Telco’s Great Retirement: Don’t Let it Retire Your Competitive Edge

Introduction

Telcos face an invisible crisis that threatens to disrupt their operations. According to recent research by APQC, nearly half the telco workforce (49.2%) is projected to retire or leave within the next five years. Largely driven by the exit of baby boomers from the workforce, this phenomenon is often called “The Great Retirement” or “The Silver Tsunami.” This megatrend is not just a staffing challenge. It is an existential threat to institutional knowledge that keeps networks running, customers connected, and innovation flowing.

The Exodus

When we discuss telco’s Great Retirement, we’re not talking about interns leaving at the end of their summer projects. We are talking about network architects who understand the intricacies of legacy infrastructure that still underpins many of the modern systems. Engineers who have navigated multiple technological transitions from copper to fiber to 5G. Customer service and business development veterans who have built relationships spanning decades and know how to solve problems or strike deals that aren’t in any manual. Often not captured, this expertise lives in the minds of people who are walking out the door every day.

Awareness-Action Dichotomy

While 91 percent of telco C-suite leaders view this knowledge bleed as either a “mission-critical”, “strong”, or “moderate” concern, the industry’s response has been woefully inadequate. Problem recognition without action is meaningless. Despite high-level concern, most do not consistently capture knowledge from departing employees with a stunning 90% doing it rarely or half the time, at best.

Why the disconnect? The barriers are frustratingly predictable. Lack of time tops the list, followed by organizational priorities, and lack of resources. In an industry obsessed with network uptime, ARPU, subscriber churn, and competitive positioning, knowledge retention gets relegated to tomorrow’s to-do list—which never comes.

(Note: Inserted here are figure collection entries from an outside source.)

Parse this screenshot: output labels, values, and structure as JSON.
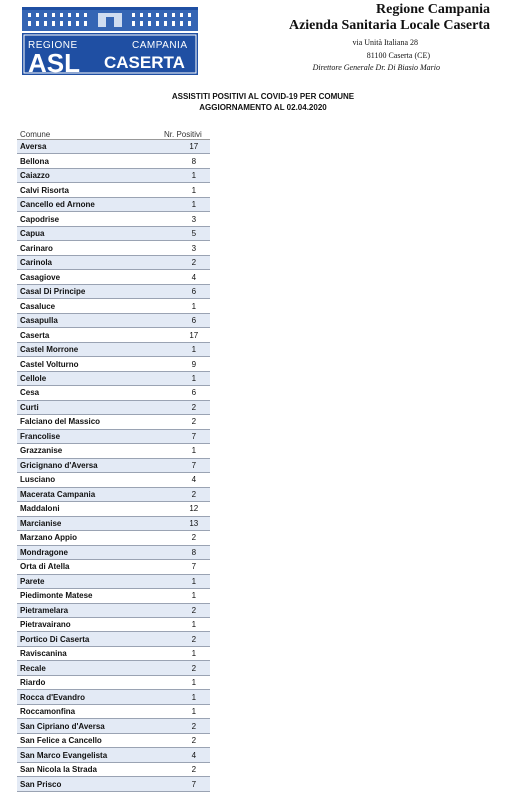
{
  "header": {
    "logo_top_left": "REGIONE",
    "logo_top_right": "CAMPANIA",
    "logo_asl": "ASL",
    "logo_caserta": "CASERTA",
    "org_line1": "Regione Campania",
    "org_line2": "Azienda Sanitaria Locale Caserta",
    "address_line1": "via Unità Italiana 28",
    "address_line2": "81100 Caserta (CE)",
    "director": "Direttore Generale Dr. Di Biasio Mario"
  },
  "title": {
    "line1": "ASSISTITI POSITIVI AL COVID-19 PER COMUNE",
    "line2": "AGGIORNAMENTO AL 02.04.2020"
  },
  "table": {
    "headers": [
      "Comune",
      "Nr. Positivi"
    ],
    "rows": [
      [
        "Aversa",
        "17"
      ],
      [
        "Bellona",
        "8"
      ],
      [
        "Caiazzo",
        "1"
      ],
      [
        "Calvi Risorta",
        "1"
      ],
      [
        "Cancello ed Arnone",
        "1"
      ],
      [
        "Capodrise",
        "3"
      ],
      [
        "Capua",
        "5"
      ],
      [
        "Carinaro",
        "3"
      ],
      [
        "Carinola",
        "2"
      ],
      [
        "Casagiove",
        "4"
      ],
      [
        "Casal Di Principe",
        "6"
      ],
      [
        "Casaluce",
        "1"
      ],
      [
        "Casapulla",
        "6"
      ],
      [
        "Caserta",
        "17"
      ],
      [
        "Castel Morrone",
        "1"
      ],
      [
        "Castel Volturno",
        "9"
      ],
      [
        "Cellole",
        "1"
      ],
      [
        "Cesa",
        "6"
      ],
      [
        "Curti",
        "2"
      ],
      [
        "Falciano del Massico",
        "2"
      ],
      [
        "Francolise",
        "7"
      ],
      [
        "Grazzanise",
        "1"
      ],
      [
        "Gricignano d'Aversa",
        "7"
      ],
      [
        "Lusciano",
        "4"
      ],
      [
        "Macerata Campania",
        "2"
      ],
      [
        "Maddaloni",
        "12"
      ],
      [
        "Marcianise",
        "13"
      ],
      [
        "Marzano Appio",
        "2"
      ],
      [
        "Mondragone",
        "8"
      ],
      [
        "Orta di Atella",
        "7"
      ],
      [
        "Parete",
        "1"
      ],
      [
        "Piedimonte Matese",
        "1"
      ],
      [
        "Pietramelara",
        "2"
      ],
      [
        "Pietravairano",
        "1"
      ],
      [
        "Portico Di Caserta",
        "2"
      ],
      [
        "Raviscanina",
        "1"
      ],
      [
        "Recale",
        "2"
      ],
      [
        "Riardo",
        "1"
      ],
      [
        "Rocca d'Evandro",
        "1"
      ],
      [
        "Roccamonfina",
        "1"
      ],
      [
        "San Cipriano d'Aversa",
        "2"
      ],
      [
        "San Felice a Cancello",
        "2"
      ],
      [
        "San Marco Evangelista",
        "4"
      ],
      [
        "San Nicola la Strada",
        "2"
      ],
      [
        "San Prisco",
        "7"
      ]
    ]
  },
  "colors": {
    "logo_blue": "#1f4fa3",
    "row_shade": "#e3eaf5"
  }
}
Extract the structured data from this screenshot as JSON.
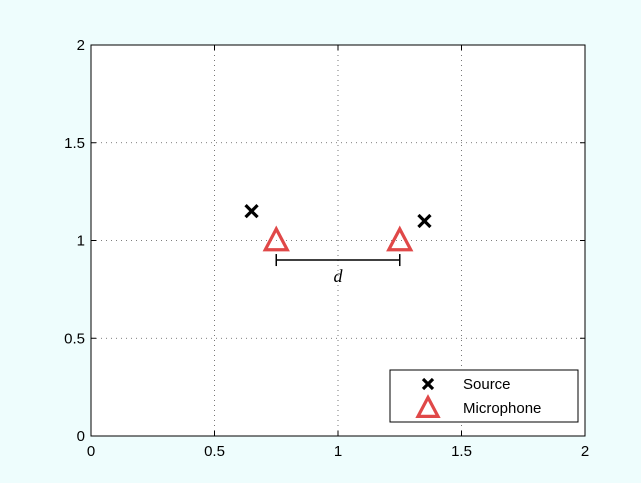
{
  "chart_data": {
    "type": "scatter",
    "xlim": [
      0,
      2
    ],
    "ylim": [
      0,
      2
    ],
    "grid": true,
    "legend_position": "bottom-right",
    "x_ticks": [
      "0",
      "0.5",
      "1",
      "1.5",
      "2"
    ],
    "y_ticks": [
      "0",
      "0.5",
      "1",
      "1.5",
      "2"
    ],
    "series": [
      {
        "name": "Source",
        "marker": "x",
        "color": "#000000",
        "points": [
          {
            "x": 0.65,
            "y": 1.15
          },
          {
            "x": 1.35,
            "y": 1.1
          }
        ]
      },
      {
        "name": "Microphone",
        "marker": "triangle",
        "color": "#e04848",
        "points": [
          {
            "x": 0.75,
            "y": 1.0
          },
          {
            "x": 1.25,
            "y": 1.0
          }
        ]
      }
    ],
    "annotations": [
      {
        "type": "dimension",
        "from": {
          "x": 0.75,
          "y": 0.9
        },
        "to": {
          "x": 1.25,
          "y": 0.9
        },
        "label": "d"
      }
    ]
  }
}
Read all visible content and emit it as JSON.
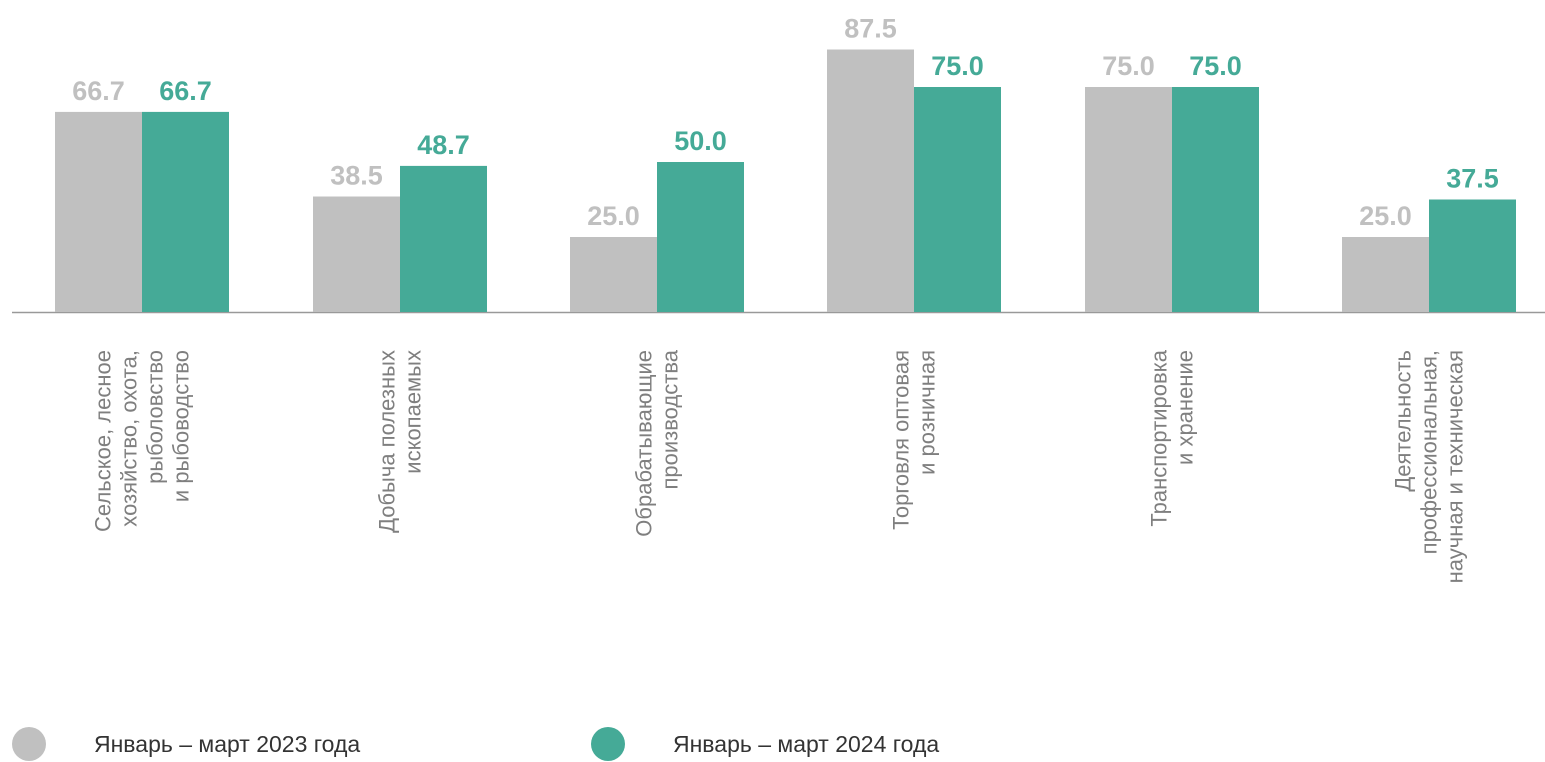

“Rotary dialing” in the smartphone era

While it might give a workout for your arms and hands, rotary dialing might also cause digital (i.e., fingers) damage, no pun intended. Surprisingly, that is what telcos are doing to capture knowledge from departing employees. The most common approach—used by a whopping 86% of respondents—is manual people-to-people transfer. This means hoping that Sarah in network operations remembers to tell her successor everything important before rushing out to board her cruise ship. Other popular methods include flogging employees to manually document knowledge and rushed last-minute interviews. A meager 10% leverage AI automation to capture expertise from internal and external conversation stores in the enterprise.

Barriers to AI

While telcos express keen interest in using AI for knowledge capture and beyond, reality tells a different story. Shockingly, 90% of telcos have yet to operationalize AI in a meaningful way to enable knowledge management, which matches data from a recent MIT survey which found that only 5% of companies who have implemented AI are seeing business value from it. What is holding them back? The top barrier is the worry that AI-generated answers may not be correct. While it is a legitimate concern, it can be addressed by backing AI with trusted knowledge.

Leaders Dial Up AI

AI-savvy leaders know that the critical requirement for AI success is a trusted knowledge infrastructure. Our clients are racing ahead with knowledge-backed AI for CX and operational transformation:

  • US telecom giant seeking to maintain market leadership through superior customer service saw an increase in their customer value metrics combined with increased FCR and a reduction in call handle time (saving them ~$2M right off the bat post deployment). Their consolidated knowledge base provided consistent answers to questions in multiple languages, reduced the need to train agents, improved morale and productivity, and empowered agents to answer increasingly complex questions.
  • Mobile giant achieved a 25-point improvement in NPS (Net Promoter Score) and a 35% improvement in FCR (First-Contact Resolution), while reducing agent time to competency by 50% across 30000 contact center agents and 600 retail stores and enabling any agent to handle any call. In fact, they received the KMWorld Reality Award in recognition of the transformational business value they were creating from AI Knowledge.
  • European telco reduced unwarranted handset returns (“No Fault Found”) by 38% through better knowledge-backed agent assistance at their contact center.

Call to Action

The question facing telco leaders is simple: Will you act when you still have expertise to capture, or will you wait until it is too late? The clock is ticking, and the Great Retirement waits for no one.